Aya just started working at a lab that does genetic engineering. She’s barely there a week, and already she’s cloned DNA. Here is a HUGE simplification of how it works (as much as my programmer’s brain managed to understand, with tons of errors I’m sure):
- Get a sample of DNA, this will be your template
- Prepare a solution with:
- Nuclease-free water – you want to make sure the water doesn’t contain any other DNA, or it might be cloned instead of the template
- Buffer solution – help create optimal conditions for the enzyme (more on this later)
- Add two specific primers, each is a completion of some known segment of the template.
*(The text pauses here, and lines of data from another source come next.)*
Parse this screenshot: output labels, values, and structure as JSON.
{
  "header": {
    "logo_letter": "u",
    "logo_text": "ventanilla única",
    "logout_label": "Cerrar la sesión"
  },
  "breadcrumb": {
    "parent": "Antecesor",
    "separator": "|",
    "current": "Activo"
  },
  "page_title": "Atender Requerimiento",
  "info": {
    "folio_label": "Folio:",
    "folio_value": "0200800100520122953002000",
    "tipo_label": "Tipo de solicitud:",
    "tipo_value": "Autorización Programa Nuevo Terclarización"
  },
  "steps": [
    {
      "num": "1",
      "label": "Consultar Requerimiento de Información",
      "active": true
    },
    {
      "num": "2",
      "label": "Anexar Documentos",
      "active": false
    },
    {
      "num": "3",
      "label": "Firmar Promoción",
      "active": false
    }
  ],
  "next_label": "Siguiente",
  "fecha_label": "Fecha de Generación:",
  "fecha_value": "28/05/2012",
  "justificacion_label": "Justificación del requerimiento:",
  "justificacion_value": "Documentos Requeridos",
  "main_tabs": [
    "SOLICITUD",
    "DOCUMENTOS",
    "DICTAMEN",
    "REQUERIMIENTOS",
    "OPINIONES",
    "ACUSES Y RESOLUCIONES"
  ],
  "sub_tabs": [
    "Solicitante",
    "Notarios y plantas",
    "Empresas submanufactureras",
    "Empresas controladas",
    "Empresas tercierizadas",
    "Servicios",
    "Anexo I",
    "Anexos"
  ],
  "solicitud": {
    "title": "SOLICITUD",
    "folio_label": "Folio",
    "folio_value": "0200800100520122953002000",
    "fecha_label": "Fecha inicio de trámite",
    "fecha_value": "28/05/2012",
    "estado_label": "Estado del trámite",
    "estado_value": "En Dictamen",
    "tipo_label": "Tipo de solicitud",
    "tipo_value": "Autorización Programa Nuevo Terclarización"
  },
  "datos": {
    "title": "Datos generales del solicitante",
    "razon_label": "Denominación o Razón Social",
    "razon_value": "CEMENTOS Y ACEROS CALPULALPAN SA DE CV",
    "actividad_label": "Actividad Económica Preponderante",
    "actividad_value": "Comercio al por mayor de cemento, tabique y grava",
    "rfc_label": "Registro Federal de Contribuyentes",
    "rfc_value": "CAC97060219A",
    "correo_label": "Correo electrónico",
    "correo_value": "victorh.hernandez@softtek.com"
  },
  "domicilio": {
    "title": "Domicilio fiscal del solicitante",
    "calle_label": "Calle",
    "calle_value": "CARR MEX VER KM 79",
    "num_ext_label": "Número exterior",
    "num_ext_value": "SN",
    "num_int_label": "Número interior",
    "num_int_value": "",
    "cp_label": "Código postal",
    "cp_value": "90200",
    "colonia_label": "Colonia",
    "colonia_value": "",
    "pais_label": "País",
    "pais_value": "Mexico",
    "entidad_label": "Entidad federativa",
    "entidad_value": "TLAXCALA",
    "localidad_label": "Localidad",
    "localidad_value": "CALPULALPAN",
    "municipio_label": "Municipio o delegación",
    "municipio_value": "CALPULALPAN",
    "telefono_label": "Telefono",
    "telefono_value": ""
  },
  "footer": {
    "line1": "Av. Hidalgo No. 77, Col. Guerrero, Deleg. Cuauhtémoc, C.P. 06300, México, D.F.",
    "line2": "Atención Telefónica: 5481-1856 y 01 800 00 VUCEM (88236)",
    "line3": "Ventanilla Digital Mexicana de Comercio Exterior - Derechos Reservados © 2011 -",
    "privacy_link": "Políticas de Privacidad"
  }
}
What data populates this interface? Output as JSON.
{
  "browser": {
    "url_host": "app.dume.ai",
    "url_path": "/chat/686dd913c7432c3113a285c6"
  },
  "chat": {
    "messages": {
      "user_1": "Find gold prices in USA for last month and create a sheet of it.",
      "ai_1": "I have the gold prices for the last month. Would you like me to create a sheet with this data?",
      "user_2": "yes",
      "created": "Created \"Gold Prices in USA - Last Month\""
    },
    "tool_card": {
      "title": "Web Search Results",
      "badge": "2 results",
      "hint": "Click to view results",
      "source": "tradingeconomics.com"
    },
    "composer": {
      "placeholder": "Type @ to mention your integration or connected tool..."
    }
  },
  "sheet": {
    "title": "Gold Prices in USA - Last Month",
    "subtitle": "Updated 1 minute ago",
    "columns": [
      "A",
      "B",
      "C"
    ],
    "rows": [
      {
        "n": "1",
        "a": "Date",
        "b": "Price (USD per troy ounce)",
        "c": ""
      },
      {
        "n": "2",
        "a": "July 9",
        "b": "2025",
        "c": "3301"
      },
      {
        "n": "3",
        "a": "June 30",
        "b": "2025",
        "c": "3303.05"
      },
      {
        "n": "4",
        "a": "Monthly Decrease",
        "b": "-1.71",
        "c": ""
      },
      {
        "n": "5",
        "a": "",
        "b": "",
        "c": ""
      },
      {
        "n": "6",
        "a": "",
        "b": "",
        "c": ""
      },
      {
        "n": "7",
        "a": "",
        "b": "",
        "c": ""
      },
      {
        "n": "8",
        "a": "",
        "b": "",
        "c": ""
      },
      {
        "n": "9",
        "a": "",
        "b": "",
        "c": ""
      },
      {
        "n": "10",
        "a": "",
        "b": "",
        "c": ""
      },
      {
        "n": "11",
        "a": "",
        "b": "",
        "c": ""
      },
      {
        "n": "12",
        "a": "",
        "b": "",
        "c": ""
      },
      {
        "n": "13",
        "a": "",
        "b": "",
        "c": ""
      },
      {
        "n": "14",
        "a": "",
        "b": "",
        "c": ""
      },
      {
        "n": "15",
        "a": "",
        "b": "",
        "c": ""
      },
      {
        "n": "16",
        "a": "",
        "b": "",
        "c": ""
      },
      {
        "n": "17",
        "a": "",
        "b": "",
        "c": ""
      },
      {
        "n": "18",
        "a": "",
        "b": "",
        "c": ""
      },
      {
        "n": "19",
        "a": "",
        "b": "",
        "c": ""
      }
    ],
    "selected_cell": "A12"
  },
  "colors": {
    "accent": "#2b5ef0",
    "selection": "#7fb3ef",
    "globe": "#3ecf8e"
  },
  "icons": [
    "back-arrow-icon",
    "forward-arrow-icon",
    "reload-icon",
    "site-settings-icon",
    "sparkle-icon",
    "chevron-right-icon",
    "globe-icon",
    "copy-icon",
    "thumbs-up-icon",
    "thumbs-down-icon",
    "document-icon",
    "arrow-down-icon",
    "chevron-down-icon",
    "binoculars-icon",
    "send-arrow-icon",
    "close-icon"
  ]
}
The size of each primer is usually about 24 bases.
- Add lots of DNTPs – these are the DNA monomers, the single building blocks of DNA
- Add a heat-stable enzyme such as Taq polymerase – this is the engine behind the entire reaction. It will latch on to the primers and run along the templates, adding DNTPs and building the DNA molecule.
- Put it all in a PCR machine
- Repeat about 30 iterations:
- Heat to 94-99 °C to make the DNA strands disconnect
- Cool down to 50-65 °C, so the primers can attach to the DNA strands
- Heat to 75-80 °C, which is the the optimum temperature for Taq polymerase
- The Taq polymerase finds the primers and then runs along the disjoint strands, collecting nucleotides from the solution and building the complementary strands
This process theoretically clones a segment of a single DNA molecule to about 230 identical molecules. Because the Taq polymerase sometimes fall off while building the strands, after the cloning she measures the length of the DNA molecules using Agarose gel electrophoresis. On that, another time perhaps.